Common Tongue
April 28, 2007
Spanish
I’m sure this is a hugely unpopular sentiment, but honestly, I would prefer if the entire world spoke a common language (Esperanto anyone?). Of course, I think these auxiliary languages generally face a chicken and egg problem when it comes to gaining traction amongst the general population. Why bother learning it if nobody else speaks it?
See, for me, a language is solely for communication. Sure there might be some subtle nuances you can’t describe in another language or there might be a nice rhythmic flow or sound to the language. But really, I don’t care. I think just about any language can handle 99.9% of your modern daily needs just fine.
While in Barcelona I tried explaining this to my teacher and he responded to this by saying that he could understand my attitude since I live in a colony. I don’t know what it is like to live in a place where a language was born. Fair enough, I never really thought about it like this but I suppose he’s right. I don’t feel any special affinity towards English. He went on to say that he hates it when people use English words when there is an equivalent in Spanish. He sees it as a contamination of the language. I’m going to extrapolate from this and assume that he doesn’t really care for the Spanish in use in Latin America (where a computer is called a computadora instead of an ordenador and a car is a carro instead of a coche, for example).

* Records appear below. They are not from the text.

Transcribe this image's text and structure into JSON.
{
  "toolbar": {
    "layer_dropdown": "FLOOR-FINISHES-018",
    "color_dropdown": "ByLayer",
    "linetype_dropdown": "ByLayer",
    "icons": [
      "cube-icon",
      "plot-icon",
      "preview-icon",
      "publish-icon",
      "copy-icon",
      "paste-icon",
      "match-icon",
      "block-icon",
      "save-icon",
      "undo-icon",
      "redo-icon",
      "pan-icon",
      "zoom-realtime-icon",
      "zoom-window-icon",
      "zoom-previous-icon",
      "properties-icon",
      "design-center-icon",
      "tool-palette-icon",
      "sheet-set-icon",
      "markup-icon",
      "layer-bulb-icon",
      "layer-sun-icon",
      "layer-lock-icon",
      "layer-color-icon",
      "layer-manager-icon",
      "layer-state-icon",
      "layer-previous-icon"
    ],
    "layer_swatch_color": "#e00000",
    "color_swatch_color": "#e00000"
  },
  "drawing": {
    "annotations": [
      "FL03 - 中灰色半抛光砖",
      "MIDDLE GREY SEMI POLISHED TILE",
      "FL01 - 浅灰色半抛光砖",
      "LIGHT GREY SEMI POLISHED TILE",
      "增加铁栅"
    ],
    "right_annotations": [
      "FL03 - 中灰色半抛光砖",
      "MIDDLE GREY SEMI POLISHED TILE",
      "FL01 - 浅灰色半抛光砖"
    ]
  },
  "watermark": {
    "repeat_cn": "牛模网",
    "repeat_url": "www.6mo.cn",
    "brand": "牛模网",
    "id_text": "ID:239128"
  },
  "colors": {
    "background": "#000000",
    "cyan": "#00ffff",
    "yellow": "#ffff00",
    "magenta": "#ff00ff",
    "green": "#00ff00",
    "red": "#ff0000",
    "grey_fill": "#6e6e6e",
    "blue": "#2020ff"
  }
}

I find this somewhat ironic since as far as I understand this “contamination” is exactly how Spanish was born in the first place. Way back in the day, there were a select few well educated aristocrats that could speak and write the Latin language correctly and then there was the incorrect Latin that the unwashed masses spoke. These differences in these dialects slowly became larger and larger and eventually turned into the Romance Languages that we know today. And Latin? Well, that is una lengua muerta now.
So what I’m trying to say is, language is not a static thing. Don’t be snooty about it. Embrace change. And wouldn’t it be cool if this all this increased globalization somehow resulted in a universal creole language that everybody can speak?